Lily’s Quest to Put Lemonade Stands in 50 States
Lily Adkins and her family could have given up after undergoing complications from surgery on her brain tumor in 2007. They could have gone into a corner and felt sorry for themselves. Instead, they turned to Alex’s Lemonade Stand for support, an organization that has been instrumental in helping them cope with cancer.
“Something awful like cancer happens, but there are so many great things that happen as a result,” said Trish. “Now we get to talk about the need to raise awareness for childhood cancer and to hopefully work on a cure.
“Nothing can make up for it, but at least my kids get to be seen and get to talk about it. This disease is terrible, but it’s not all bad, it’s just part of your story. We’re here to show everyone that you’re not alone.”

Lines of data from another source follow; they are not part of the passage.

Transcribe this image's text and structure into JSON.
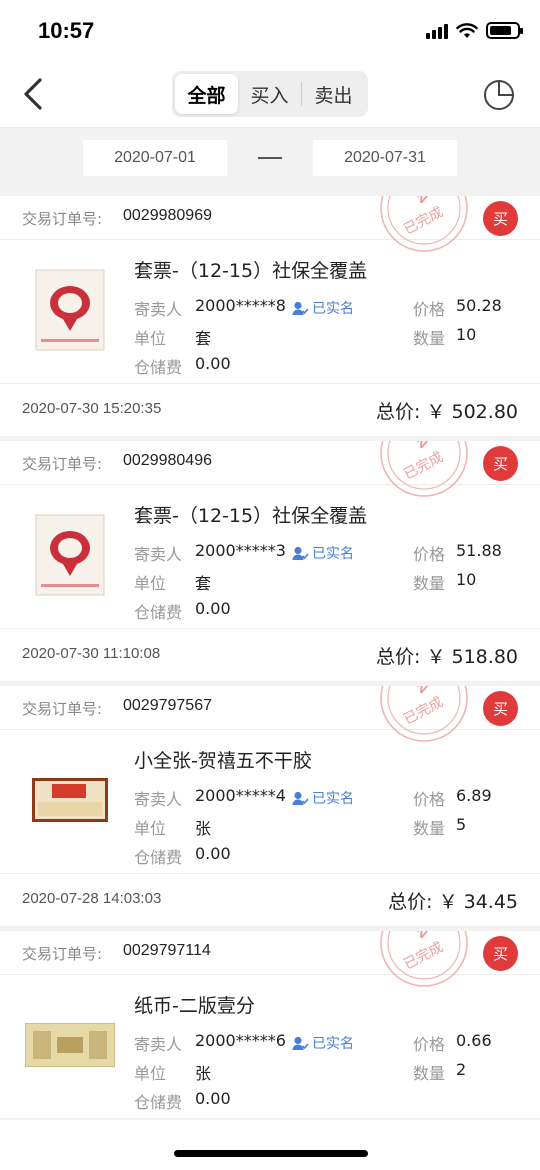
{
  "status_bar": {
    "time": "10:57",
    "icons": [
      "signal-icon",
      "wifi-icon",
      "battery-icon"
    ]
  },
  "nav": {
    "back_icon": "chevron-left-icon",
    "tabs": [
      {
        "label": "全部",
        "active": true
      },
      {
        "label": "买入",
        "active": false
      },
      {
        "label": "卖出",
        "active": false
      }
    ],
    "pie_icon": "pie-chart-icon"
  },
  "date_range": {
    "start": "2020-07-01",
    "end": "2020-07-31"
  },
  "labels": {
    "order_no": "交易订单号:",
    "seller": "寄卖人",
    "unit": "单位",
    "storage_fee": "仓储费",
    "price": "价格",
    "quantity": "数量",
    "verified": "已实名",
    "total": "总价:",
    "buy_badge": "买",
    "completed_stamp": "已完成"
  },
  "orders": [
    {
      "order_no": "0029980969",
      "name": "套票-（12-15）社保全覆盖",
      "seller": "2000*****8",
      "unit": "套",
      "storage_fee": "0.00",
      "price": "50.28",
      "quantity": "10",
      "time": "2020-07-30 15:20:35",
      "total": "￥ 502.80",
      "thumb": "stamp-lantern"
    },
    {
      "order_no": "0029980496",
      "name": "套票-（12-15）社保全覆盖",
      "seller": "2000*****3",
      "unit": "套",
      "storage_fee": "0.00",
      "price": "51.88",
      "quantity": "10",
      "time": "2020-07-30 11:10:08",
      "total": "￥ 518.80",
      "thumb": "stamp-lantern"
    },
    {
      "order_no": "0029797567",
      "name": "小全张-贺禧五不干胶",
      "seller": "2000*****4",
      "unit": "张",
      "storage_fee": "0.00",
      "price": "6.89",
      "quantity": "5",
      "time": "2020-07-28 14:03:03",
      "total": "￥ 34.45",
      "thumb": "stamp-sheet"
    },
    {
      "order_no": "0029797114",
      "name": "纸币-二版壹分",
      "seller": "2000*****6",
      "unit": "张",
      "storage_fee": "0.00",
      "price": "0.66",
      "quantity": "2",
      "time": "",
      "total": "",
      "thumb": "banknote"
    }
  ]
}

Lily started cancer treatment when she was 14 months and there were long-term side effects, mainly imbalance issues. She wasn’t supposed to walk on her own, not without the help of crutches or a wheelchair. Miraculously, Lily recovered and can walk, dance, even ride horses. She loves riding her bike around her neighborhood in Haddon Township, New Jersey.
“I love my bike, it’s a Schwinn,” Lily said. “When I go riding it around the neighborhood, all the adults stop me and say, ‘What a great bike.’”

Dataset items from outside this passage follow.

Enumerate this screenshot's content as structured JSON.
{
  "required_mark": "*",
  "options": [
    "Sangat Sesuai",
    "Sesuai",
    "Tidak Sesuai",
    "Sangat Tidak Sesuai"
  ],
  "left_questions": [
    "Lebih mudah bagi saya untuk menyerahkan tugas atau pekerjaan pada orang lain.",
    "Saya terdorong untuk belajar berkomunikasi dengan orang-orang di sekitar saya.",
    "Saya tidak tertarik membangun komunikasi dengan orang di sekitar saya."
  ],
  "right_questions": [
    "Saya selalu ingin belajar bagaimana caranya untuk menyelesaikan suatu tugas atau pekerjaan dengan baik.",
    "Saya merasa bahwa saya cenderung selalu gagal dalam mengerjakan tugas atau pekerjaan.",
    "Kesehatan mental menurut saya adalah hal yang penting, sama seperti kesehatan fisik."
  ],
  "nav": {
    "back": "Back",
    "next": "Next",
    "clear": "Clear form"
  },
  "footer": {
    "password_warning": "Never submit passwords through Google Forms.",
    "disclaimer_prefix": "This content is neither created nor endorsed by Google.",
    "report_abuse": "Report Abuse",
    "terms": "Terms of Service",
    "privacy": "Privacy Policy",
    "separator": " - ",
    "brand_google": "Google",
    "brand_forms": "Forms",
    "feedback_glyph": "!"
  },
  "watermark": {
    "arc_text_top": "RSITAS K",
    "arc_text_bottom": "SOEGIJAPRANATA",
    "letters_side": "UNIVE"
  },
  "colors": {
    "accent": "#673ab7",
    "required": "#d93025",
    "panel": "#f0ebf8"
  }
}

Lily started her first lemonade stand when she was three and holds the world record for the largest cup of lemonade, forever immortalized in a 10-foot tall trophy cup. Her goal is to host a lemonade stand in all 50 states, plus Puerto Rico and Washington, D.C., by the time she is 15 in May 2020. So far, Lily has two states scratched off the list: New Jersey and Florida. Pennsylvania is next on the agenda.
Said Hirshey: “She wants to expand Alex’s spirit beyond Philadelphia, take it into all 50 states and that aligns with what Liz and Jay [Alex Scott’s parents] would have wanted, and I think that’s what is so special about her.”

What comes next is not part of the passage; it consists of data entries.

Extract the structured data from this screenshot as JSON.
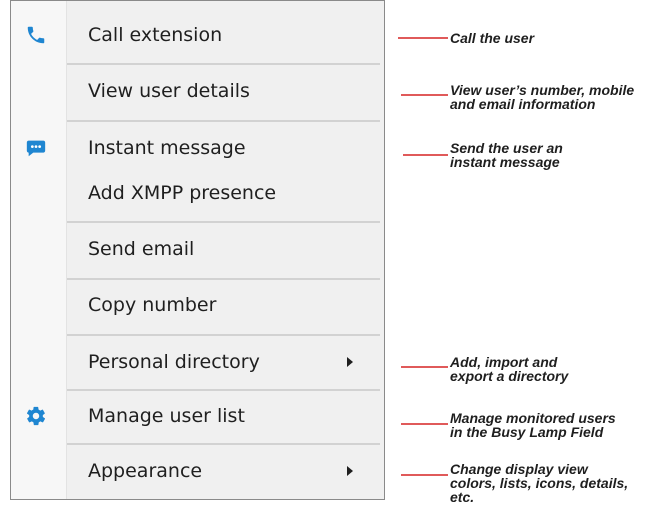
{
  "menu": {
    "items": [
      {
        "label": "Call extension",
        "icon": "phone-icon"
      },
      {
        "label": "View user details"
      },
      {
        "label": "Instant message",
        "icon": "chat-bubble-icon"
      },
      {
        "label": "Add XMPP presence"
      },
      {
        "label": "Send email"
      },
      {
        "label": "Copy number"
      },
      {
        "label": "Personal directory",
        "has_submenu": true
      },
      {
        "label": "Manage user list",
        "icon": "gear-icon"
      },
      {
        "label": "Appearance",
        "has_submenu": true
      }
    ]
  },
  "callouts": [
    {
      "text": "Call the user"
    },
    {
      "text": "View user’s number, mobile\nand email information"
    },
    {
      "text": "Send the user an\ninstant message"
    },
    {
      "text": "Add, import and\nexport a directory"
    },
    {
      "text": "Manage monitored users\nin the Busy Lamp Field"
    },
    {
      "text": "Change display view\ncolors, lists, icons, details,\netc."
    }
  ],
  "colors": {
    "icon_blue": "#1f86d1",
    "callout_line": "#e05a5a",
    "menu_bg": "#f0f0f0",
    "text": "#1f1f1f"
  }
}
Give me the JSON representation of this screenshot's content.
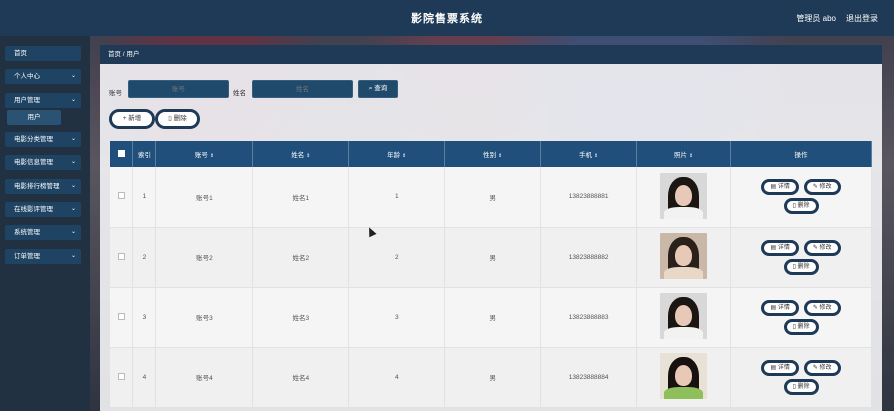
{
  "header": {
    "title": "影院售票系统",
    "admin": "管理员 abo",
    "logout": "退出登录"
  },
  "sidebar": {
    "items": [
      {
        "label": "首页",
        "chevron": false
      },
      {
        "label": "个人中心",
        "chevron": true
      },
      {
        "label": "用户管理",
        "chevron": true
      },
      {
        "label": "用户",
        "chevron": false
      },
      {
        "label": "电影分类管理",
        "chevron": true
      },
      {
        "label": "电影信息管理",
        "chevron": true
      },
      {
        "label": "电影排行榜管理",
        "chevron": true
      },
      {
        "label": "在线影评管理",
        "chevron": true
      },
      {
        "label": "系统管理",
        "chevron": true
      },
      {
        "label": "订单管理",
        "chevron": true
      }
    ]
  },
  "breadcrumb": "首页 / 用户",
  "search": {
    "account_label": "账号",
    "account_placeholder": "账号",
    "name_label": "姓名",
    "name_placeholder": "姓名",
    "query_button": "查询"
  },
  "actions": {
    "add": "新增",
    "delete": "删除"
  },
  "table": {
    "headers": [
      "索引",
      "账号",
      "姓名",
      "年龄",
      "性别",
      "手机",
      "照片",
      "操作"
    ],
    "rows": [
      {
        "index": "1",
        "account": "账号1",
        "name": "姓名1",
        "age": "1",
        "gender": "男",
        "phone": "13823888881"
      },
      {
        "index": "2",
        "account": "账号2",
        "name": "姓名2",
        "age": "2",
        "gender": "男",
        "phone": "13823888882"
      },
      {
        "index": "3",
        "account": "账号3",
        "name": "姓名3",
        "age": "3",
        "gender": "男",
        "phone": "13823888883"
      },
      {
        "index": "4",
        "account": "账号4",
        "name": "姓名4",
        "age": "4",
        "gender": "男",
        "phone": "13823888884"
      }
    ],
    "row_ops": {
      "detail": "详情",
      "edit": "修改",
      "delete": "删除"
    }
  },
  "icons": {
    "sort": "sort-icon",
    "chevron": "chevron-down-icon",
    "search": "search-icon",
    "add": "plus-icon",
    "trash": "trash-icon",
    "detail": "document-icon",
    "edit": "pencil-icon"
  }
}
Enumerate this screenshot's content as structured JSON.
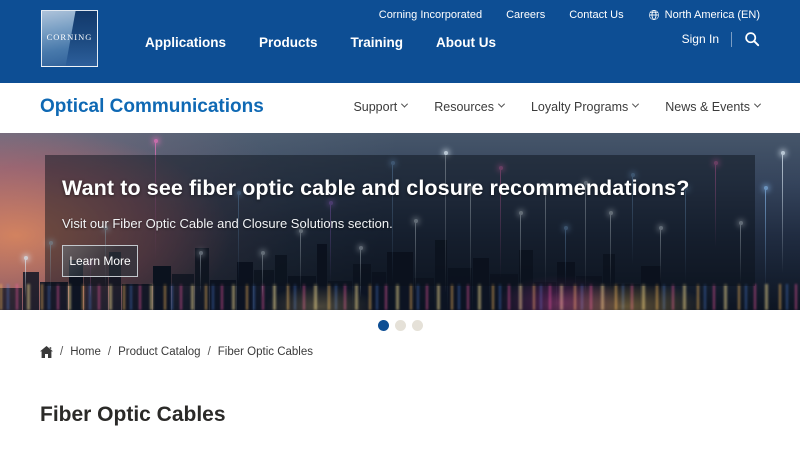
{
  "header": {
    "logo_text": "CORNING",
    "utility_links": [
      "Corning Incorporated",
      "Careers",
      "Contact Us"
    ],
    "locale": "North America (EN)",
    "main_nav": [
      "Applications",
      "Products",
      "Training",
      "About Us"
    ],
    "sign_in_label": "Sign In"
  },
  "subheader": {
    "title": "Optical Communications",
    "menus": [
      "Support",
      "Resources",
      "Loyalty Programs",
      "News & Events"
    ]
  },
  "hero": {
    "headline": "Want to see fiber optic cable and closure recommendations?",
    "subtext": "Visit our Fiber Optic Cable and Closure Solutions section.",
    "cta_label": "Learn More",
    "slide_count": 3,
    "active_slide": 0
  },
  "breadcrumb": {
    "items": [
      "Home",
      "Product Catalog",
      "Fiber Optic Cables"
    ]
  },
  "page": {
    "title": "Fiber Optic Cables"
  },
  "colors": {
    "header_blue": "#0d4e94",
    "brand_link_blue": "#0f69b4",
    "dot_active": "#0d4e94",
    "dot_inactive": "#e5e1d8"
  }
}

Alex’s Lemonade Stand works with the family to connect them with friends in other states and to find corporate sponsors. Trish wonders how they’ll be able to garner support in more remote places, like North Dakota and South Dakota.
When this writer reminded her that she does know someone out there, Carson Wentz, she replied: “Look at that, we do know someone there.”
(This is the first of a two-part series exploring the Eagles charity partnerships with Alex’s Lemonade Stand and Magee Rehabilitation Hospital).